Mercom CEO Raj Prabhu notes that Q2 was a continuation of the decline seen in Q1, and that the ill fortune of the solar industry coincides with a number of factors, citing SunEdison’s bankruptcy and the collapse of yieldcos. However, the biggest factor cited by Prabhu is the ongoing decline in solar stocks, spurred not only by high-profile bankruptcies but also the ongoing collapse in oil prices and other factors.
“All of these things have made the public market valuations lower, and with lower valuations it becomes expensive to go out and raise money,” Prabhu told pv magazine. “We’re hoping that it bottoms out now, because it is as low as it can go.”
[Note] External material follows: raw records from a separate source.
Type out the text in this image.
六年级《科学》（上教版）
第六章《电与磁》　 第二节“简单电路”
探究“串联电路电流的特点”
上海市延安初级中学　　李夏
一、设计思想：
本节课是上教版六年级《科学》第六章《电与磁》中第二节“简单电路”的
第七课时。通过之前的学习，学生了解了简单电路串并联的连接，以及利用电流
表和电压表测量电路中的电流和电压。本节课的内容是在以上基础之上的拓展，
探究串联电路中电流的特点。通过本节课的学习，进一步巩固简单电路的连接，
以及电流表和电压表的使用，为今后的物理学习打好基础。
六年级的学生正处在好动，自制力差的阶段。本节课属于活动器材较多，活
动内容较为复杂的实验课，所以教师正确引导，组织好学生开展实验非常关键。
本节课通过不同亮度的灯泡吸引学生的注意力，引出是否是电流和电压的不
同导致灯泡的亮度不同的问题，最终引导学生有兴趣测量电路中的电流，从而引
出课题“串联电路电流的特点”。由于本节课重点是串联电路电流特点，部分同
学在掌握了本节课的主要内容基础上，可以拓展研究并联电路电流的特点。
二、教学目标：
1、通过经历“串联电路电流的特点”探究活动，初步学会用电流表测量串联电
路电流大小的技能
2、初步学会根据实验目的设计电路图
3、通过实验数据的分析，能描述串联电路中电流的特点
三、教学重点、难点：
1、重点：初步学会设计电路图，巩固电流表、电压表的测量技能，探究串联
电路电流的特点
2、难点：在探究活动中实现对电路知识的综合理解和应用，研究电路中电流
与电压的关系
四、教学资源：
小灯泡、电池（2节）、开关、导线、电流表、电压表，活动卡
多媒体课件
Another factor cited by Prabhu is policy uncertainty. Despite the extension of the federal Investment Tax Credit, investors have been spooked by the retroactive and very damaging changes to Nevada’s net metering policy, fearing that this may happen in another state.
Despite these concerns, one bright spot in the report was the ongoing growth in distributed solar project funds. During the quarter residential and commercial solar funds grew 36% sequentially to $1.36 billion in 11 deals, led by SolarCity, Mosaic and Sunnova Energy.
Of this $1.36 billion, $800 million went towards third-party funds and $555 million to loan funds, and Mercom notes that since 2009 residential and commercial solar funds have raised almost $20 billion.
There were also 17 solar mergers and acquisitions in the second quarter of 2016, up from 14 in the previous quarter. Eight of these involved downstream solar companies, and five involving balance of systems players. Of these, Sungevity’s plan to go public through a $357 million deal with a Massachusetts-based asset management firm is likely the most significant.
More than 2 GW of solar projects were acquired in the second quarter, down from 2.4 GW in the first. Mercom notes that project acquisition has slowed due to less activity from yieldcos, three of which are associated with bankrupt solar companies Abengoa and SunEdison.
This slowdown is set against a larger trend of growth in project acquisitions. “We will have to wait for another quarter to see if the trend continues,” notes Prabhu.